Immer wieder riss Mary die Zuschauer aus ihrer Euphorie, schwenkte von der schrillen Diva urplötzlich um in nachdenkliche Sphären, kehrte Spitzen und Zoten den Rücken und sang in ergreifender Weise von verprügelten Frauen, Hunger, Krieg, Rechtsradikalismus und AIDS, das schon viele Kollegen dahinraffte. Totenstill war's dann in der Delbrücker Stadthalle.
Damit kein falscher Eindruck entsteht: Neunzig Prozent des Abends wurde herzhaft gelacht, und dafür liebte das Publikum seine Mary, sie selbst hatte gleichermaßen Spaß. Sie feuerte eine Pointe nach der anderen ab. Ob geplant oder aus dem Stegreif - die Gags saßen fast immer. Humoristische Betrachtungen von Alters- und Gewichtsproblemen sowie Seitenhiebe auf prominente Kollegen sind nicht neu - doch Mary macht uns glauben, wir hörten sie zum ersten Mal. Zündet ein Witz nicht sofort, hilft sie nach (»Der war jetzt schwer, nicht?«).

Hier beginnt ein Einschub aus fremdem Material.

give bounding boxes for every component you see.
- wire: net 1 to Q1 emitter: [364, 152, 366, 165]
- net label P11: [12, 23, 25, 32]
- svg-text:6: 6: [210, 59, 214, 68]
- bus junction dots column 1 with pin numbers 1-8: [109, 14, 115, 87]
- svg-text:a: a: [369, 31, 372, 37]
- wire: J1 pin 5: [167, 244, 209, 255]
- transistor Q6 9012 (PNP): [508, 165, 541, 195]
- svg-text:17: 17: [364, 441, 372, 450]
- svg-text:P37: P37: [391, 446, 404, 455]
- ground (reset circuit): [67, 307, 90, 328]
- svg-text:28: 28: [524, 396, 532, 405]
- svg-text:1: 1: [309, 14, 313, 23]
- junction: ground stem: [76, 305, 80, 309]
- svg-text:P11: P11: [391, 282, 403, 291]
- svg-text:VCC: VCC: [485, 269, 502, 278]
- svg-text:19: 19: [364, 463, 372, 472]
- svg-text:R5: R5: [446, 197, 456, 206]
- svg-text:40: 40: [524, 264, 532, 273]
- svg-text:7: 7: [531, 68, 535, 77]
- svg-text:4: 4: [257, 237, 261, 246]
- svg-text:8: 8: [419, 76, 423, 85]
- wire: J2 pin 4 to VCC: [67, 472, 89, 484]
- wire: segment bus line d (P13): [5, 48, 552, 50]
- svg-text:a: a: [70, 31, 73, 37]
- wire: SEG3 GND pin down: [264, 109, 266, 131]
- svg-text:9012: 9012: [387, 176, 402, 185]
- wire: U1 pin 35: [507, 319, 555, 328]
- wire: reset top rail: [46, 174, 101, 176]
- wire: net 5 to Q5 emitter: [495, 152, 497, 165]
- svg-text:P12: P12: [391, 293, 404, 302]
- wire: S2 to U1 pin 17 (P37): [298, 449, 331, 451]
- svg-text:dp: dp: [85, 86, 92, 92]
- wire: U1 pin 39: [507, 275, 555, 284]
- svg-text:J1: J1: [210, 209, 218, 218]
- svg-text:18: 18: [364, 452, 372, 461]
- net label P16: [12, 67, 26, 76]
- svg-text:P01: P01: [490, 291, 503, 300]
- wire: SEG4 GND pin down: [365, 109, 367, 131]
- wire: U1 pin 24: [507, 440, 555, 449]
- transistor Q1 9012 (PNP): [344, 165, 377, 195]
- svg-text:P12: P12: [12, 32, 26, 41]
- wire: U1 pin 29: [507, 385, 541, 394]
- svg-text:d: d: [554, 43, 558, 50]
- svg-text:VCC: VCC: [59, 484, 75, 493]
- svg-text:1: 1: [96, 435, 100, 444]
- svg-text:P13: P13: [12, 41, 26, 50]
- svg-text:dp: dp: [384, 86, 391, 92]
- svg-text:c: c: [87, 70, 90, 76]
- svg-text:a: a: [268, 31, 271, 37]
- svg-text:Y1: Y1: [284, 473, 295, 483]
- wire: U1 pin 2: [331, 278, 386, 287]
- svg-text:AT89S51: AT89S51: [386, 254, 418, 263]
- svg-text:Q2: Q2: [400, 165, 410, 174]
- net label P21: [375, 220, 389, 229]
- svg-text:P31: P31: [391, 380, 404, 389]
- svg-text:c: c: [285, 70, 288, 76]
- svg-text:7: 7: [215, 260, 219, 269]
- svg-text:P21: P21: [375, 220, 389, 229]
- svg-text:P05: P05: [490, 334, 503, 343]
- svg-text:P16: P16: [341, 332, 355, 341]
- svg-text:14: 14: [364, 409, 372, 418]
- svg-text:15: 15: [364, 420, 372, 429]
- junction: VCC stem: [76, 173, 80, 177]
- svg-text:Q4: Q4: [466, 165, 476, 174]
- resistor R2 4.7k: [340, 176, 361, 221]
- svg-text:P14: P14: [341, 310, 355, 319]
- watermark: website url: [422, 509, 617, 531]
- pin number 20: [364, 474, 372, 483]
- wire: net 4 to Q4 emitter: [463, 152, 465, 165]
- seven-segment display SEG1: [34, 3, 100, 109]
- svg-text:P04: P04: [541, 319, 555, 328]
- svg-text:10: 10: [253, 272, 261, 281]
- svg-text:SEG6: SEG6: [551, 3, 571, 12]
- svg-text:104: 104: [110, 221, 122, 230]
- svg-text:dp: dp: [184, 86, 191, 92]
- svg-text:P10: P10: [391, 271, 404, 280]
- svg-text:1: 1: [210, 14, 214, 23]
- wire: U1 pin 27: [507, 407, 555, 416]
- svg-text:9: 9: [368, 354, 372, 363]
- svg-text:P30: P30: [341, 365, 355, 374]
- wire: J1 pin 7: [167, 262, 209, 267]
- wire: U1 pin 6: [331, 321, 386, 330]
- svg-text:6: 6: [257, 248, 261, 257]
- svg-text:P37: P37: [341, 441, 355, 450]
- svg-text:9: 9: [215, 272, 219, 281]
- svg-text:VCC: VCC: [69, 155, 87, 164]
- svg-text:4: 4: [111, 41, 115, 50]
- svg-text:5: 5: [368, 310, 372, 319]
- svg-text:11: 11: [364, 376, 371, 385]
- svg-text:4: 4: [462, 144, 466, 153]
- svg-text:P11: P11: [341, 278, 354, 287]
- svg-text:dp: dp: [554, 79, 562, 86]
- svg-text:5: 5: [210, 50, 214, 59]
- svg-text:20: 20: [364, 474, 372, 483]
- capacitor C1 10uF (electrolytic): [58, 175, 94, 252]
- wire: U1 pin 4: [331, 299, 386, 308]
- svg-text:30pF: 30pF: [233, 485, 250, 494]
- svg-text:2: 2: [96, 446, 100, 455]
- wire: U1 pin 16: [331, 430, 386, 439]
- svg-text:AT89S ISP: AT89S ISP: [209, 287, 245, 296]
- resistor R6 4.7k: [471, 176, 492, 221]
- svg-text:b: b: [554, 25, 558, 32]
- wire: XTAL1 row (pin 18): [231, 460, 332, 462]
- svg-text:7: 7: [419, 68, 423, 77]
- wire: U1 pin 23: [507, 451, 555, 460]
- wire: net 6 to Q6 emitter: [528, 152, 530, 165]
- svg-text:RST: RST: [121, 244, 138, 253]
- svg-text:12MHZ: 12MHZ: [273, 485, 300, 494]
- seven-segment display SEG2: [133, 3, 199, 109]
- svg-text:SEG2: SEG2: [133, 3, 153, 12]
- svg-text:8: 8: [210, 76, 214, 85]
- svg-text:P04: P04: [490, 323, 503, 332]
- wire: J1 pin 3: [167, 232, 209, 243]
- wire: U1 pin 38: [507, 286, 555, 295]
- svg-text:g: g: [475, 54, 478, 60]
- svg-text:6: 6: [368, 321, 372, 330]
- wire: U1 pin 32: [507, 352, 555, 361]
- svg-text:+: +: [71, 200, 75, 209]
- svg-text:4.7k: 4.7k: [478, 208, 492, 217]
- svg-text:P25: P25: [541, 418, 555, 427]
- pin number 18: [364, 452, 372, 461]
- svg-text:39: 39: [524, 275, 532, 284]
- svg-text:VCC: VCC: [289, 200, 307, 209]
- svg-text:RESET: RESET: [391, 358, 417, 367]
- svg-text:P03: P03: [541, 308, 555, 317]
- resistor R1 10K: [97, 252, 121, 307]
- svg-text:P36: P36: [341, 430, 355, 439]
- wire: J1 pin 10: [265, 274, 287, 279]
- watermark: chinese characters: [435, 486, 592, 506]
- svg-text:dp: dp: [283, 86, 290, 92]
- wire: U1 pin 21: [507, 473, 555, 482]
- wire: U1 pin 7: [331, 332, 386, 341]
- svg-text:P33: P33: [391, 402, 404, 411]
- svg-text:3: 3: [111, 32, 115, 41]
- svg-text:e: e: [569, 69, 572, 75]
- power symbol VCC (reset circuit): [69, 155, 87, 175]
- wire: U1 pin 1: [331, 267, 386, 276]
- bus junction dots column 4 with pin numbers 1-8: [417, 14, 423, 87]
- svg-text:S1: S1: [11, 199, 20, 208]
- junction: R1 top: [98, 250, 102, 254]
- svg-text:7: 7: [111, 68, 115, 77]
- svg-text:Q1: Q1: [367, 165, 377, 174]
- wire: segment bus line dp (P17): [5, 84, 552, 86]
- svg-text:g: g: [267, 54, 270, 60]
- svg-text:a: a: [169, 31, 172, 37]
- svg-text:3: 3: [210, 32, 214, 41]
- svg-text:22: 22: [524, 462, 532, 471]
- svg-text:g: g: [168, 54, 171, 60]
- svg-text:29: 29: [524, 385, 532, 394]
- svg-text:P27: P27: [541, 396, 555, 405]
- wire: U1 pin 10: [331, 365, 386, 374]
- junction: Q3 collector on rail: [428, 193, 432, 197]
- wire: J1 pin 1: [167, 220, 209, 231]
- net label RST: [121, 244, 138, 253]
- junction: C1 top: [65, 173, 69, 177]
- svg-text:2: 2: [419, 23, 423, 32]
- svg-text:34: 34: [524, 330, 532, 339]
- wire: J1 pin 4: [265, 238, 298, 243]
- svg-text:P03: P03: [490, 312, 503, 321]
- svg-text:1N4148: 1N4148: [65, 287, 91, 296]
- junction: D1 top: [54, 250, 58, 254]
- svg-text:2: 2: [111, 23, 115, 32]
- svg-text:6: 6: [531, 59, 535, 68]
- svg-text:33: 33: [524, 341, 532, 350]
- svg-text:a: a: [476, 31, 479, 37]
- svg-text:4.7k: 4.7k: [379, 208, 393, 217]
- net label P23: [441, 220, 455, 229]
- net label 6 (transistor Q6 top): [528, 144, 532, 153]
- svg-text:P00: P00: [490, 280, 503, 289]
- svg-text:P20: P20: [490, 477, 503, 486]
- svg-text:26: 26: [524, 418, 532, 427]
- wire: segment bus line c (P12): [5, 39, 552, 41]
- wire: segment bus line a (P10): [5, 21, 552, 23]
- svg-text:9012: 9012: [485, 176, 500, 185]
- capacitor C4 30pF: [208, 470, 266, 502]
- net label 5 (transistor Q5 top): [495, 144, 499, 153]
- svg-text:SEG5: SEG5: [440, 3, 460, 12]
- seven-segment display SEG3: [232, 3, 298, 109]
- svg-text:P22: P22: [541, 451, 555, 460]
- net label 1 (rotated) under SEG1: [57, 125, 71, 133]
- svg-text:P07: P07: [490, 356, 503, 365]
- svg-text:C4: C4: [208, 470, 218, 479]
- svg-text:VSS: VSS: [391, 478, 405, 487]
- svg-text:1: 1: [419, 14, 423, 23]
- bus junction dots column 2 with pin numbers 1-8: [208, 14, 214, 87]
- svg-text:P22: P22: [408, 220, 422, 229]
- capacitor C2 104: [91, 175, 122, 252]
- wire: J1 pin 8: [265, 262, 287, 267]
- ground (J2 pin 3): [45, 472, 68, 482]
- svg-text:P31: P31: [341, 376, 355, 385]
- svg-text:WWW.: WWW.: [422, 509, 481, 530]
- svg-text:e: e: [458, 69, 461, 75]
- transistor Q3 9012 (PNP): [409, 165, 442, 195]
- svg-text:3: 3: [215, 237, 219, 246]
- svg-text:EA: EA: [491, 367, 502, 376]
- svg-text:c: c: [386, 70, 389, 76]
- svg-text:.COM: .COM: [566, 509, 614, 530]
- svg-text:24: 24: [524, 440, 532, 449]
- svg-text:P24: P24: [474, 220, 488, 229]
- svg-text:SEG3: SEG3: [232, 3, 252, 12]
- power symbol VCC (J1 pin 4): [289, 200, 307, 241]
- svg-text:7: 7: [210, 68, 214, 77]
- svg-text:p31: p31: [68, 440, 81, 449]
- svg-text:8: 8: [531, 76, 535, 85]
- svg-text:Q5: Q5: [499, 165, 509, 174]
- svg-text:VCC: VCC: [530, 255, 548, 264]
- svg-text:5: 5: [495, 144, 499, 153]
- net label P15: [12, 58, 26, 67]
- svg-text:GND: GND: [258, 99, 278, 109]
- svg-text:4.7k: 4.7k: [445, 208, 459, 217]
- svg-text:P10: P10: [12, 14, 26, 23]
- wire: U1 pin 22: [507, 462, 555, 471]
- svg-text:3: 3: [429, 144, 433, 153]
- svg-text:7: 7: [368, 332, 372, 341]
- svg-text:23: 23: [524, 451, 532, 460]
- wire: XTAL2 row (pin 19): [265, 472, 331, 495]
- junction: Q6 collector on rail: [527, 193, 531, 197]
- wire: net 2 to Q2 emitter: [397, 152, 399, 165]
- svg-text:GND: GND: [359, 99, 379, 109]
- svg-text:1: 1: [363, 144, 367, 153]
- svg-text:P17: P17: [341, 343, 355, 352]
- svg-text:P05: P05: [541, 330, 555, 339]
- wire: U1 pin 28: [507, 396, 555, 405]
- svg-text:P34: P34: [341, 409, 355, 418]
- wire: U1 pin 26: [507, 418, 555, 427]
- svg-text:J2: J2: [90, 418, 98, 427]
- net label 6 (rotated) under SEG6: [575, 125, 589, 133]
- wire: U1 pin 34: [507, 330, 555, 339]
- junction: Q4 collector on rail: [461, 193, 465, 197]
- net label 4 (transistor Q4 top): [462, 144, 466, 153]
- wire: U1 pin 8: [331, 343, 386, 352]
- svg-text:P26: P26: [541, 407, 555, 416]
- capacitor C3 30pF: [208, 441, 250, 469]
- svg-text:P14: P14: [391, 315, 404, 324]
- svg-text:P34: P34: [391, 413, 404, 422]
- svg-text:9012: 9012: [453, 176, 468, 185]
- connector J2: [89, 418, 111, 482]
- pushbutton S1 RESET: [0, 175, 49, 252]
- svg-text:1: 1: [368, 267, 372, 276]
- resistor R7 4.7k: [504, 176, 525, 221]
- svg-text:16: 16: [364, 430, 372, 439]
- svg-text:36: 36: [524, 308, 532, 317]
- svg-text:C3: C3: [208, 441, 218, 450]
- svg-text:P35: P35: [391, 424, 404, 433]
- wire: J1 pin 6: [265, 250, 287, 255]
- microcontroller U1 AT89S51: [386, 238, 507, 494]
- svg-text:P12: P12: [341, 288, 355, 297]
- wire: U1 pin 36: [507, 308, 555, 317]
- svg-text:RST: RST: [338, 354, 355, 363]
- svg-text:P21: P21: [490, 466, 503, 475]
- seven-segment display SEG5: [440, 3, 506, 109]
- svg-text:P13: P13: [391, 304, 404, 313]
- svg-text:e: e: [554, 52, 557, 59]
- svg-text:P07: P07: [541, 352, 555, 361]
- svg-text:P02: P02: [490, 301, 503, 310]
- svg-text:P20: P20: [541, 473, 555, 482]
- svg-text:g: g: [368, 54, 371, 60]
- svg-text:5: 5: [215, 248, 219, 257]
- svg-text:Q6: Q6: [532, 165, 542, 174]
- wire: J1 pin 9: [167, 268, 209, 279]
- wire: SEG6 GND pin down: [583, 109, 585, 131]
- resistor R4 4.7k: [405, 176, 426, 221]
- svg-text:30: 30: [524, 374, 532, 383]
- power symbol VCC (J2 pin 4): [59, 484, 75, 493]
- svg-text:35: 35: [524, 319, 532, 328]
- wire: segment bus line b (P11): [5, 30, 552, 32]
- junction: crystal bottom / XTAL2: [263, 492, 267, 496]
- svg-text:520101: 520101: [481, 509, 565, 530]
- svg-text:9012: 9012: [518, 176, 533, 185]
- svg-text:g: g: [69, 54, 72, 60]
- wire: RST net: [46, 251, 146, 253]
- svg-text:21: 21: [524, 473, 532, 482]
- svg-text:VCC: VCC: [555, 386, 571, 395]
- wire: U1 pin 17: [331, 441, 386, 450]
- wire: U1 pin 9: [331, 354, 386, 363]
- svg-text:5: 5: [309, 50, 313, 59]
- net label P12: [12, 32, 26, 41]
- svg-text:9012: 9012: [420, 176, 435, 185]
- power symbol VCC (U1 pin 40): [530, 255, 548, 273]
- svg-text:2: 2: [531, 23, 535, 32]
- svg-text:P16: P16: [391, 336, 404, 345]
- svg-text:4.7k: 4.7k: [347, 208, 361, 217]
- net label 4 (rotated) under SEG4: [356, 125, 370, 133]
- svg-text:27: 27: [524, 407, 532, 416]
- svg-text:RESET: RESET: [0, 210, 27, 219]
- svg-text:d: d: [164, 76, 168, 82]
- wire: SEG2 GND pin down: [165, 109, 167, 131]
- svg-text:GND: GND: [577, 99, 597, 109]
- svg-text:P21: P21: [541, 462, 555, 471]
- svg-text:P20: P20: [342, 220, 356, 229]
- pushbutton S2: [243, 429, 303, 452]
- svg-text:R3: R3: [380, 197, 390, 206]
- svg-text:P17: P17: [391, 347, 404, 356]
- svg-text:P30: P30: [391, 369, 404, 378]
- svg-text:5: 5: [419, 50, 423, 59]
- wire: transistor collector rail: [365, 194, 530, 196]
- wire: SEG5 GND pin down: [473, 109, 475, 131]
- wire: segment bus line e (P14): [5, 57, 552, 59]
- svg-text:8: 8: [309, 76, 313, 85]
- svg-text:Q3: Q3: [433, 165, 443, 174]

Klarer Fall: Das Kokettieren mit den Zuschauern liegt ihr. Einer dreißig Jahre Verheirateten zollt Mary Mitleid: »Und wie lange müssen sie noch?« Eine andere, die gerade die Hand vor den Mund hält, muss sich fragen lassen: »Na, wegen Renovierung geschlossen?« Und wer über dreißig Jahre auf der Bühne steht, darf auch zwei Glatzköpfe in den mittleren Reihen mit einem übergroßen weiblichen Ausschnitt verwechseln.
Ja, das Alter - doch auch Marys Jugend war hart. Zahnspangen, Pummeligkeit und Akne erschwerten ihren Weg, während sie mit Stöckelabsätzen an den Gummistiefeln durch den Morast ihres Heimatdorfes stakste. Per Videoeinspielung wird die Grand Dame mit ihrem Erschaffer Preuße konfrontiert, die beiden duellieren sich verbal, um sich dann singend zu verbrüdern (oder zu verschwestern?). Neben diesem Energiebündel wäre wohl jeder andere auf der Bühne überflüssig. Ausgenommen Pianist Harry, der den teils beschwingten, teils ernsten Songs den passenden musikalischen Rahmen zimmerte. Der stehenden Ovationen gegen Ende konnten sich beide Vollblutkünstler jedenfalls sicher sein.